In the 19th century, French painter and rebel Gustave Courbet generated outrage with his scandalous nudes. What exactly was so scandalous about his paintings? Courbet had the audacity to paint (gasp) real women in the nude.
Courbet and Realism
Born in 1819 in a small town in France, Courbet was initially inspired by the artistic greats: Rembrandt, Caravaggio, Titian. He later broke with tradition and embraced Realism, a style which attempted to capture “real life.” At the Paris Salon in 1850, Courbet displayed ten paintings, including the now famous depiction of blue-collar workers titled The Stone-Breakers. Critics were angered and baffled by the drudgery of labor and the realistic depiction of poverty in the work. (Read what art critic A.J. Dupays said about the work.)

Courbet and the Critics
Some of the outrage over Courbet's early work seems laughable to a modern viewer. In his work The Bathers, for example, critics disliked that the partially nude woman in the painting had dirty feet and was obviously a commoner. Not exactly shocking stuff today.

Disheveled Hair and Ungainly Poses
Courbet’s realism didn’t stop at depictions of poverty or the lower classes of society, though. What really shocked the masses was Courbet's insistence on painting non-idealized, contemporary women, rather than mythological ones. The Salon rejected his 1864 painting Study of Women (later re-titled Venus with Psyche) because of its “immorality.” What was so immoral about the work? Most likely it was Courbet's depiction of not one but two (!) naked women that shocked the Salon.

Undeterred by this rejection, Courbet created and submitted Woman with a Parrot. Although critics disliked the nude woman’s “ungainly” pose and “disheveled” hair, the Salon accepted the painting in 1866.

Naked or Nude?
Courbet's nudes were not statuesque goddesses who just so happened to be nude, but ordinary, often fleshy, women who seemed more naked than nude. Take The Woman in the Waves from 1868, where the woman’s underarm hair is clearly visible. If this was meant to be Venus, this was not a Venus anyone had seen before. Goddesses, after all, don’t have underarm hair. The subject of Woman with White Stockings is in the act of dressing (or undressing), as if performing a striptease, something goddesses were also not known to do.

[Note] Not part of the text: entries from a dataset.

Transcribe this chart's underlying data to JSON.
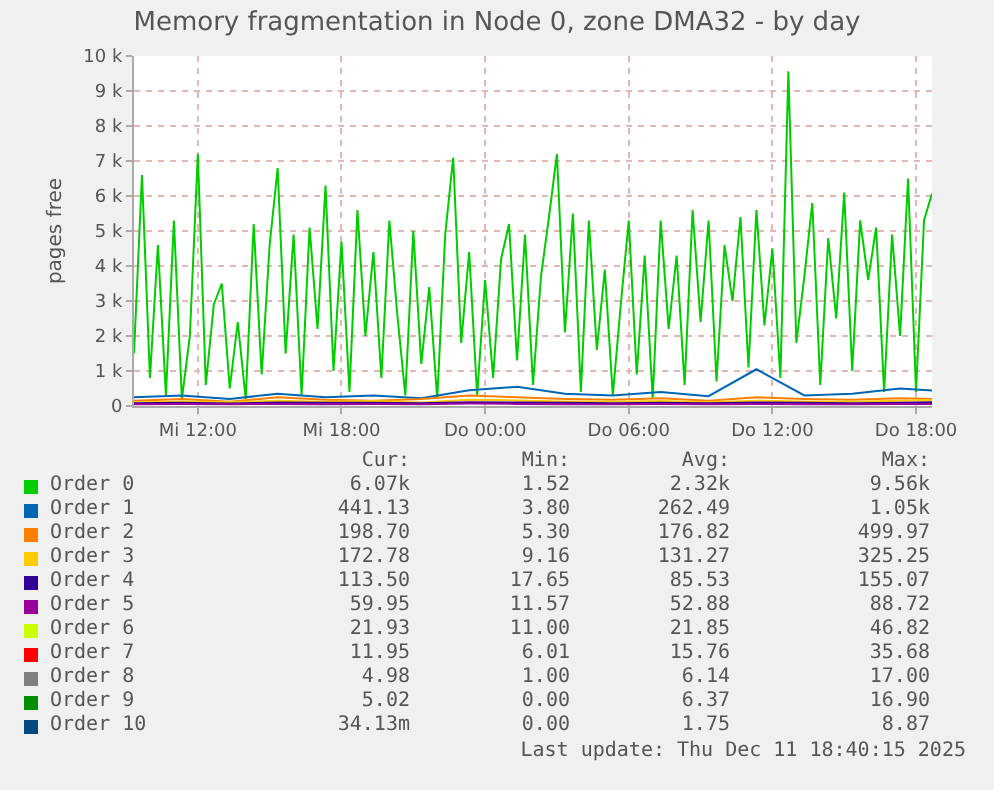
{
  "chart_data": {
    "type": "line",
    "title": "Memory fragmentation in Node 0, zone DMA32 - by day",
    "ylabel": "pages free",
    "x": [
      "2025-12-10T09:20",
      "2025-12-10T09:40",
      "2025-12-10T10:00",
      "2025-12-10T10:20",
      "2025-12-10T10:40",
      "2025-12-10T11:00",
      "2025-12-10T11:20",
      "2025-12-10T11:40",
      "2025-12-10T12:00",
      "2025-12-10T12:20",
      "2025-12-10T12:40",
      "2025-12-10T13:00",
      "2025-12-10T13:20",
      "2025-12-10T13:40",
      "2025-12-10T14:00",
      "2025-12-10T14:20",
      "2025-12-10T14:40",
      "2025-12-10T15:00",
      "2025-12-10T15:20",
      "2025-12-10T15:40",
      "2025-12-10T16:00",
      "2025-12-10T16:20",
      "2025-12-10T16:40",
      "2025-12-10T17:00",
      "2025-12-10T17:20",
      "2025-12-10T17:40",
      "2025-12-10T18:00",
      "2025-12-10T18:20",
      "2025-12-10T18:40",
      "2025-12-10T19:00",
      "2025-12-10T19:20",
      "2025-12-10T19:40",
      "2025-12-10T20:00",
      "2025-12-10T20:20",
      "2025-12-10T20:40",
      "2025-12-10T21:00",
      "2025-12-10T21:20",
      "2025-12-10T21:40",
      "2025-12-10T22:00",
      "2025-12-10T22:20",
      "2025-12-10T22:40",
      "2025-12-10T23:00",
      "2025-12-10T23:20",
      "2025-12-10T23:40",
      "2025-12-11T00:00",
      "2025-12-11T00:20",
      "2025-12-11T00:40",
      "2025-12-11T01:00",
      "2025-12-11T01:20",
      "2025-12-11T01:40",
      "2025-12-11T02:00",
      "2025-12-11T02:20",
      "2025-12-11T02:40",
      "2025-12-11T03:00",
      "2025-12-11T03:20",
      "2025-12-11T03:40",
      "2025-12-11T04:00",
      "2025-12-11T04:20",
      "2025-12-11T04:40",
      "2025-12-11T05:00",
      "2025-12-11T05:20",
      "2025-12-11T05:40",
      "2025-12-11T06:00",
      "2025-12-11T06:20",
      "2025-12-11T06:40",
      "2025-12-11T07:00",
      "2025-12-11T07:20",
      "2025-12-11T07:40",
      "2025-12-11T08:00",
      "2025-12-11T08:20",
      "2025-12-11T08:40",
      "2025-12-11T09:00",
      "2025-12-11T09:20",
      "2025-12-11T09:40",
      "2025-12-11T10:00",
      "2025-12-11T10:20",
      "2025-12-11T10:40",
      "2025-12-11T11:00",
      "2025-12-11T11:20",
      "2025-12-11T11:40",
      "2025-12-11T12:00",
      "2025-12-11T12:20",
      "2025-12-11T12:40",
      "2025-12-11T13:00",
      "2025-12-11T13:20",
      "2025-12-11T13:40",
      "2025-12-11T14:00",
      "2025-12-11T14:20",
      "2025-12-11T14:40",
      "2025-12-11T15:00",
      "2025-12-11T15:20",
      "2025-12-11T15:40",
      "2025-12-11T16:00",
      "2025-12-11T16:20",
      "2025-12-11T16:40",
      "2025-12-11T17:00",
      "2025-12-11T17:20",
      "2025-12-11T17:40",
      "2025-12-11T18:00",
      "2025-12-11T18:20",
      "2025-12-11T18:40"
    ],
    "series": [
      {
        "name": "Order 0",
        "color": "#00cc00",
        "values": [
          1500,
          6600,
          800,
          4600,
          300,
          5300,
          200,
          2000,
          7200,
          600,
          2900,
          3500,
          500,
          2400,
          200,
          5200,
          900,
          4600,
          6800,
          1500,
          4900,
          300,
          5100,
          2200,
          6300,
          1000,
          4700,
          400,
          5600,
          2000,
          4400,
          800,
          5300,
          2600,
          300,
          5000,
          1200,
          3400,
          200,
          4900,
          7100,
          1800,
          4400,
          300,
          3600,
          800,
          4200,
          5200,
          1300,
          4900,
          600,
          3700,
          5400,
          7200,
          2100,
          5500,
          400,
          5300,
          1600,
          3900,
          300,
          2900,
          5300,
          900,
          4300,
          200,
          5300,
          2200,
          4300,
          600,
          5600,
          2400,
          5300,
          700,
          4600,
          3000,
          5400,
          1100,
          5600,
          2300,
          4500,
          800,
          9560,
          1800,
          3700,
          5800,
          600,
          4800,
          2500,
          6100,
          1000,
          5300,
          3600,
          5100,
          400,
          4900,
          2000,
          6500,
          400,
          5300,
          6070
        ]
      },
      {
        "name": "Order 1",
        "color": "#0066b3",
        "x": [
          "2025-12-10T09:20",
          "2025-12-10T11:20",
          "2025-12-10T13:20",
          "2025-12-10T15:20",
          "2025-12-10T17:20",
          "2025-12-10T19:20",
          "2025-12-10T21:20",
          "2025-12-10T23:20",
          "2025-12-11T01:20",
          "2025-12-11T03:20",
          "2025-12-11T05:20",
          "2025-12-11T07:20",
          "2025-12-11T09:20",
          "2025-12-11T11:20",
          "2025-12-11T13:20",
          "2025-12-11T15:20",
          "2025-12-11T17:20",
          "2025-12-11T18:40"
        ],
        "values": [
          250,
          300,
          200,
          350,
          250,
          300,
          220,
          450,
          550,
          350,
          300,
          400,
          280,
          1050,
          300,
          350,
          500,
          440
        ]
      },
      {
        "name": "Order 2",
        "color": "#ff8000",
        "x": [
          "2025-12-10T09:20",
          "2025-12-10T11:20",
          "2025-12-10T13:20",
          "2025-12-10T15:20",
          "2025-12-10T17:20",
          "2025-12-10T19:20",
          "2025-12-10T21:20",
          "2025-12-10T23:20",
          "2025-12-11T01:20",
          "2025-12-11T03:20",
          "2025-12-11T05:20",
          "2025-12-11T07:20",
          "2025-12-11T09:20",
          "2025-12-11T11:20",
          "2025-12-11T13:20",
          "2025-12-11T15:20",
          "2025-12-11T17:20",
          "2025-12-11T18:40"
        ],
        "values": [
          150,
          200,
          120,
          250,
          180,
          150,
          200,
          300,
          250,
          200,
          180,
          220,
          150,
          250,
          200,
          180,
          220,
          200
        ]
      },
      {
        "name": "Order 3",
        "color": "#ffcc00",
        "x": [
          "2025-12-10T09:20",
          "2025-12-10T11:20",
          "2025-12-10T13:20",
          "2025-12-10T15:20",
          "2025-12-10T17:20",
          "2025-12-10T19:20",
          "2025-12-10T21:20",
          "2025-12-10T23:20",
          "2025-12-11T01:20",
          "2025-12-11T03:20",
          "2025-12-11T05:20",
          "2025-12-11T07:20",
          "2025-12-11T09:20",
          "2025-12-11T11:20",
          "2025-12-11T13:20",
          "2025-12-11T15:20",
          "2025-12-11T17:20",
          "2025-12-11T18:40"
        ],
        "values": [
          100,
          130,
          110,
          150,
          120,
          140,
          100,
          180,
          160,
          130,
          120,
          140,
          110,
          150,
          130,
          120,
          150,
          170
        ]
      },
      {
        "name": "Order 4",
        "color": "#330099",
        "x": [
          "2025-12-10T09:20",
          "2025-12-10T11:20",
          "2025-12-10T13:20",
          "2025-12-10T15:20",
          "2025-12-10T17:20",
          "2025-12-10T19:20",
          "2025-12-10T21:20",
          "2025-12-10T23:20",
          "2025-12-11T01:20",
          "2025-12-11T03:20",
          "2025-12-11T05:20",
          "2025-12-11T07:20",
          "2025-12-11T09:20",
          "2025-12-11T11:20",
          "2025-12-11T13:20",
          "2025-12-11T15:20",
          "2025-12-11T17:20",
          "2025-12-11T18:40"
        ],
        "values": [
          80,
          90,
          70,
          100,
          90,
          90,
          80,
          110,
          100,
          90,
          80,
          90,
          80,
          100,
          90,
          80,
          90,
          110
        ]
      },
      {
        "name": "Order 5",
        "color": "#990099",
        "x": [
          "2025-12-10T09:20",
          "2025-12-10T11:20",
          "2025-12-10T13:20",
          "2025-12-10T15:20",
          "2025-12-10T17:20",
          "2025-12-10T19:20",
          "2025-12-10T21:20",
          "2025-12-10T23:20",
          "2025-12-11T01:20",
          "2025-12-11T03:20",
          "2025-12-11T05:20",
          "2025-12-11T07:20",
          "2025-12-11T09:20",
          "2025-12-11T11:20",
          "2025-12-11T13:20",
          "2025-12-11T15:20",
          "2025-12-11T17:20",
          "2025-12-11T18:40"
        ],
        "values": [
          50,
          60,
          50,
          60,
          50,
          60,
          50,
          70,
          60,
          50,
          50,
          60,
          50,
          60,
          50,
          50,
          60,
          60
        ]
      },
      {
        "name": "Order 6",
        "color": "#ccff00",
        "values": [
          null,
          null,
          null,
          null,
          null,
          null,
          null,
          null,
          null,
          null,
          null,
          null,
          null,
          null,
          null,
          null,
          null,
          null,
          null,
          null,
          null,
          null,
          null,
          null,
          null,
          null,
          null,
          null,
          null,
          null,
          null,
          null,
          null,
          null,
          null,
          null,
          null,
          null,
          null,
          null,
          null,
          null,
          null,
          null,
          null,
          null,
          null,
          null,
          null,
          null,
          null,
          null,
          null,
          null,
          null,
          null,
          null,
          null,
          null,
          null,
          null,
          null,
          null,
          null,
          null,
          null,
          null,
          null,
          null,
          null,
          null,
          null,
          null,
          null,
          null,
          null,
          null,
          null,
          null,
          null,
          null,
          null,
          null,
          null,
          null,
          null,
          null,
          null,
          null,
          null,
          null,
          null,
          null,
          null,
          null,
          null,
          null,
          null,
          null,
          null,
          null
        ]
      },
      {
        "name": "Order 7",
        "color": "#ff0000",
        "values": [
          null,
          null,
          null,
          null,
          null,
          null,
          null,
          null,
          null,
          null,
          null,
          null,
          null,
          null,
          null,
          null,
          null,
          null,
          null,
          null,
          null,
          null,
          null,
          null,
          null,
          null,
          null,
          null,
          null,
          null,
          null,
          null,
          null,
          null,
          null,
          null,
          null,
          null,
          null,
          null,
          null,
          null,
          null,
          null,
          null,
          null,
          null,
          null,
          null,
          null,
          null,
          null,
          null,
          null,
          null,
          null,
          null,
          null,
          null,
          null,
          null,
          null,
          null,
          null,
          null,
          null,
          null,
          null,
          null,
          null,
          null,
          null,
          null,
          null,
          null,
          null,
          null,
          null,
          null,
          null,
          null,
          null,
          null,
          null,
          null,
          null,
          null,
          null,
          null,
          null,
          null,
          null,
          null,
          null,
          null,
          null,
          null,
          null,
          null,
          null,
          null
        ]
      },
      {
        "name": "Order 8",
        "color": "#808080",
        "values": [
          null,
          null,
          null,
          null,
          null,
          null,
          null,
          null,
          null,
          null,
          null,
          null,
          null,
          null,
          null,
          null,
          null,
          null,
          null,
          null,
          null,
          null,
          null,
          null,
          null,
          null,
          null,
          null,
          null,
          null,
          null,
          null,
          null,
          null,
          null,
          null,
          null,
          null,
          null,
          null,
          null,
          null,
          null,
          null,
          null,
          null,
          null,
          null,
          null,
          null,
          null,
          null,
          null,
          null,
          null,
          null,
          null,
          null,
          null,
          null,
          null,
          null,
          null,
          null,
          null,
          null,
          null,
          null,
          null,
          null,
          null,
          null,
          null,
          null,
          null,
          null,
          null,
          null,
          null,
          null,
          null,
          null,
          null,
          null,
          null,
          null,
          null,
          null,
          null,
          null,
          null,
          null,
          null,
          null,
          null,
          null,
          null,
          null,
          null,
          null,
          null
        ]
      },
      {
        "name": "Order 9",
        "color": "#008f00",
        "values": [
          null,
          null,
          null,
          null,
          null,
          null,
          null,
          null,
          null,
          null,
          null,
          null,
          null,
          null,
          null,
          null,
          null,
          null,
          null,
          null,
          null,
          null,
          null,
          null,
          null,
          null,
          null,
          null,
          null,
          null,
          null,
          null,
          null,
          null,
          null,
          null,
          null,
          null,
          null,
          null,
          null,
          null,
          null,
          null,
          null,
          null,
          null,
          null,
          null,
          null,
          null,
          null,
          null,
          null,
          null,
          null,
          null,
          null,
          null,
          null,
          null,
          null,
          null,
          null,
          null,
          null,
          null,
          null,
          null,
          null,
          null,
          null,
          null,
          null,
          null,
          null,
          null,
          null,
          null,
          null,
          null,
          null,
          null,
          null,
          null,
          null,
          null,
          null,
          null,
          null,
          null,
          null,
          null,
          null,
          null,
          null,
          null,
          null,
          null,
          null,
          null
        ]
      },
      {
        "name": "Order 10",
        "color": "#00487d",
        "values": [
          null,
          null,
          null,
          null,
          null,
          null,
          null,
          null,
          null,
          null,
          null,
          null,
          null,
          null,
          null,
          null,
          null,
          null,
          null,
          null,
          null,
          null,
          null,
          null,
          null,
          null,
          null,
          null,
          null,
          null,
          null,
          null,
          null,
          null,
          null,
          null,
          null,
          null,
          null,
          null,
          null,
          null,
          null,
          null,
          null,
          null,
          null,
          null,
          null,
          null,
          null,
          null,
          null,
          null,
          null,
          null,
          null,
          null,
          null,
          null,
          null,
          null,
          null,
          null,
          null,
          null,
          null,
          null,
          null,
          null,
          null,
          null,
          null,
          null,
          null,
          null,
          null,
          null,
          null,
          null,
          null,
          null,
          null,
          null,
          null,
          null,
          null,
          null,
          null,
          null,
          null,
          null,
          null,
          null,
          null,
          null,
          null,
          null,
          null,
          null,
          null
        ]
      }
    ],
    "xlim": [
      "2025-12-10T09:20",
      "2025-12-11T18:40"
    ],
    "xticks": [
      {
        "value": "2025-12-10T12:00",
        "label": "Mi 12:00"
      },
      {
        "value": "2025-12-10T18:00",
        "label": "Mi 18:00"
      },
      {
        "value": "2025-12-11T00:00",
        "label": "Do 00:00"
      },
      {
        "value": "2025-12-11T06:00",
        "label": "Do 06:00"
      },
      {
        "value": "2025-12-11T12:00",
        "label": "Do 12:00"
      },
      {
        "value": "2025-12-11T18:00",
        "label": "Do 18:00"
      }
    ],
    "ylim": [
      0,
      10000
    ],
    "yticks": [
      0,
      {
        "value": 1000,
        "label": "1 k"
      },
      {
        "value": 2000,
        "label": "2 k"
      },
      {
        "value": 3000,
        "label": "3 k"
      },
      {
        "value": 4000,
        "label": "4 k"
      },
      {
        "value": 5000,
        "label": "5 k"
      },
      {
        "value": 6000,
        "label": "6 k"
      },
      {
        "value": 7000,
        "label": "7 k"
      },
      {
        "value": 8000,
        "label": "8 k"
      },
      {
        "value": 9000,
        "label": "9 k"
      },
      {
        "value": 10000,
        "label": "10 k"
      }
    ],
    "grid": true,
    "legend": "bottom",
    "marker": "none",
    "line_style": "solid",
    "annotations": [
      "Cur:",
      "Min:",
      "Avg:",
      "Max:",
      "6.07k",
      "1.52",
      "2.32k",
      "9.56k",
      "441.13",
      "3.80",
      "262.49",
      "1.05k",
      "198.70",
      "5.30",
      "176.82",
      "499.97",
      "172.78",
      "9.16",
      "131.27",
      "325.25",
      "113.50",
      "17.65",
      "85.53",
      "155.07",
      "59.95",
      "11.57",
      "52.88",
      "88.72",
      "21.93",
      "11.00",
      "21.85",
      "46.82",
      "11.95",
      "6.01",
      "15.76",
      "35.68",
      "4.98",
      "1.00",
      "6.14",
      "17.00",
      "5.02",
      "0.00",
      "6.37",
      "16.90",
      "34.13m",
      "0.00",
      "1.75",
      "8.87",
      "Last update: Thu Dec 11 18:40:15 2025"
    ]
  }
}
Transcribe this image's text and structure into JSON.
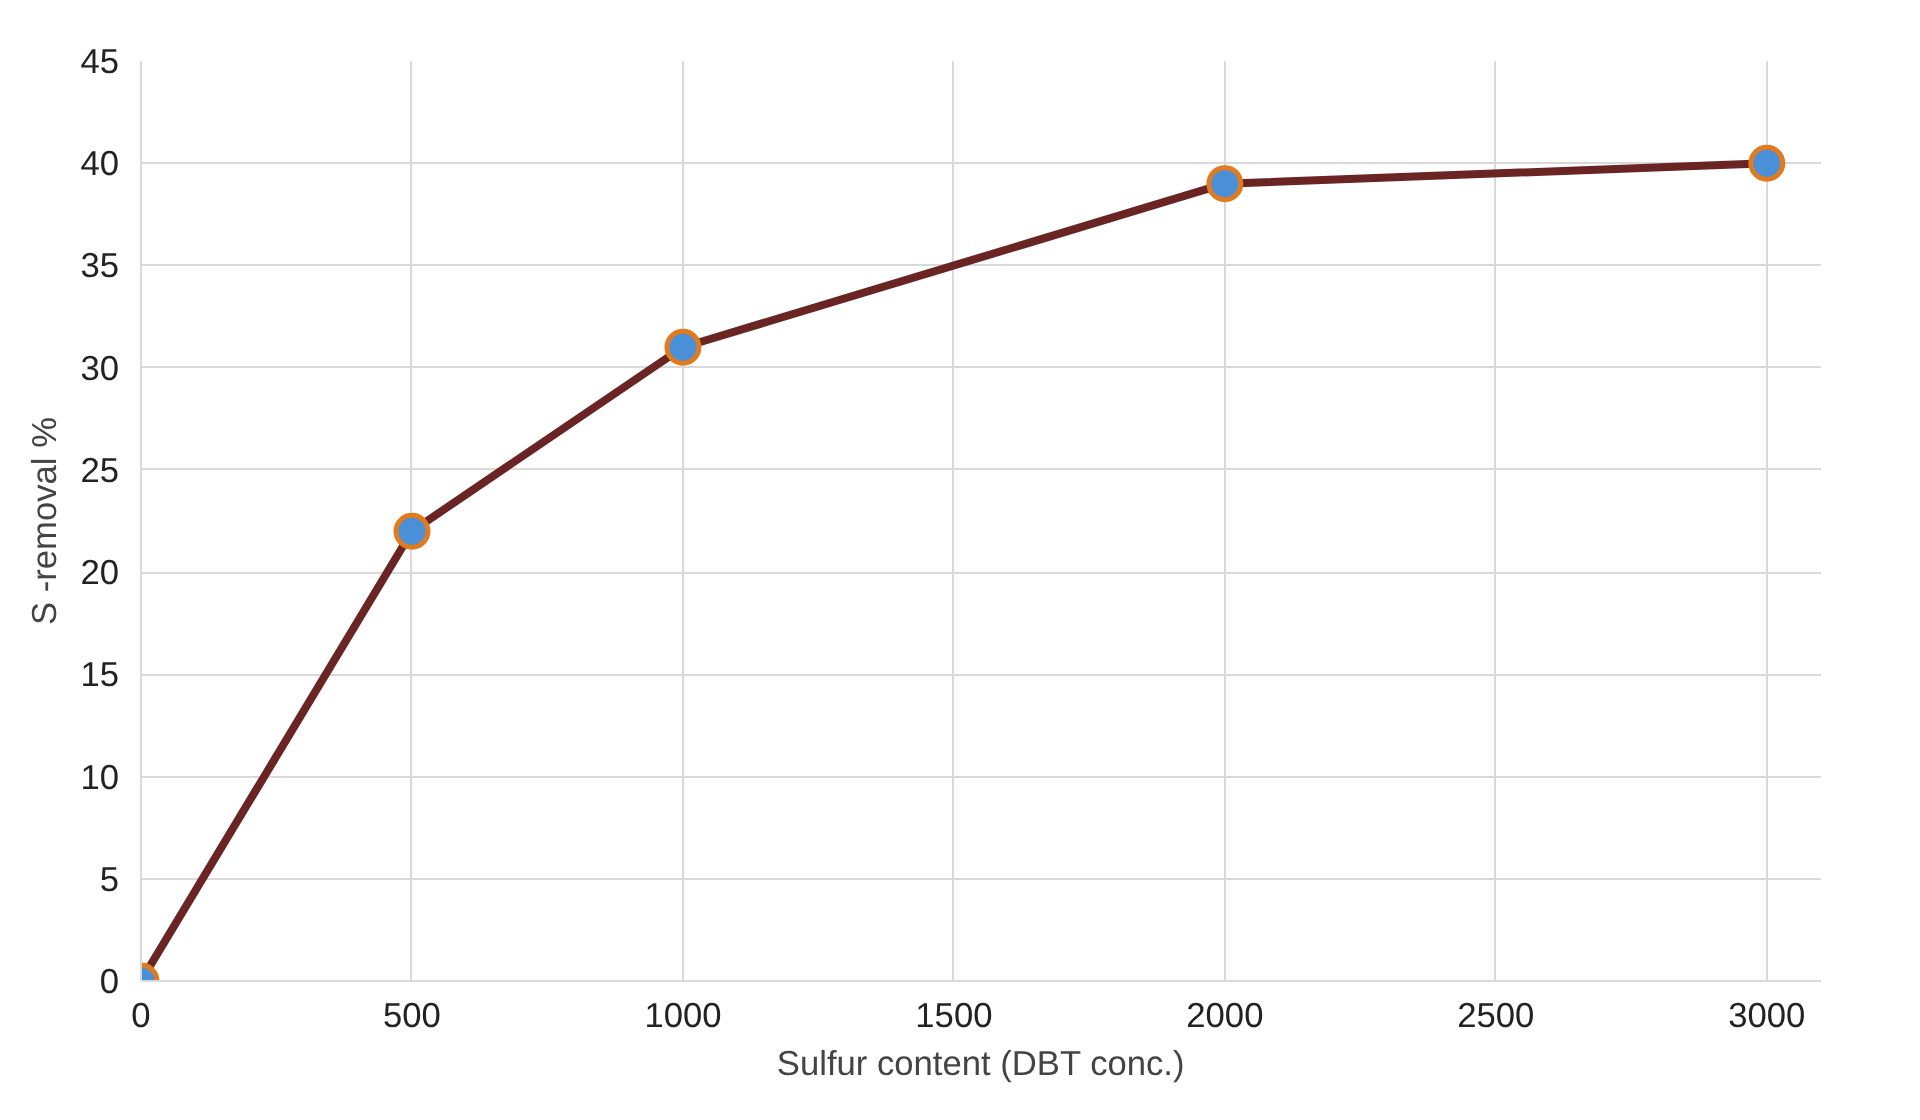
{
  "chart_data": {
    "type": "line",
    "xlabel": "Sulfur content (DBT conc.)",
    "ylabel": "S -removal %",
    "x": [
      0,
      500,
      1000,
      2000,
      3000
    ],
    "series": [
      {
        "color": "#6b2424",
        "values": [
          0,
          22,
          31,
          39,
          40
        ]
      }
    ],
    "xlim": [
      0,
      3100
    ],
    "xticks": [
      0,
      500,
      1000,
      1500,
      2000,
      2500,
      3000
    ],
    "ylim": [
      0,
      45
    ],
    "yticks": [
      0,
      5,
      10,
      15,
      20,
      25,
      30,
      35,
      40,
      45
    ],
    "grid": true,
    "marker": "circle",
    "line_style": "solid"
  }
}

The nudes in Courbet’s work are not anorexic-looking waifs but instead have thick thighs, ample buttocks, and rounded stomachs. So for contemporary viewers bombarded with Photoshopped images of rail-thin models, why are Courbet's nudes still seen as scandalous today?
Spying on Women
To a modern audience, Courbet's work is often uncomfortably voyeuristic. The viewer is invited, along with the artist, to spy on the nude women as they sleep, bathe, or lounge about outdoors sans clothing. The women are unaware of being the object of someone’s gaze, as seen in the paintings below.



"Indecent" Art
French society continued to be scandalized by Courbet's work. His 1866 painting The Sleepers was labelled as indecent. In this work, the viewer once again spies on two naked women asleep in each other’s arms. In case there’s any doubt as to what has exhausted them, the discarded hairpins and broken string of pearls in the bed offer clues. Courbet created this for Khalil Bey, a Turkish diplomat who had an extensive erotica collection.

The Most Scandalous Nude of All
Probably the most shocking of Courbet’s work is the aptly titled The Origin of the World, also created in 1866 for Bey’s private erotica collection. This close-up depiction of a woman, legs splayed open, was never meant to hang on a museum wall. Bey kept his extensive collection of erotic art behind a green curtain and only revealed it to those he deemed worthy. Meanwhile today it hangs on the wall of the Musée d'Orsay. Surely an artist like Courbet, who delighted in shocking critics and society, would be thrilled to know he still has the power to scandalize.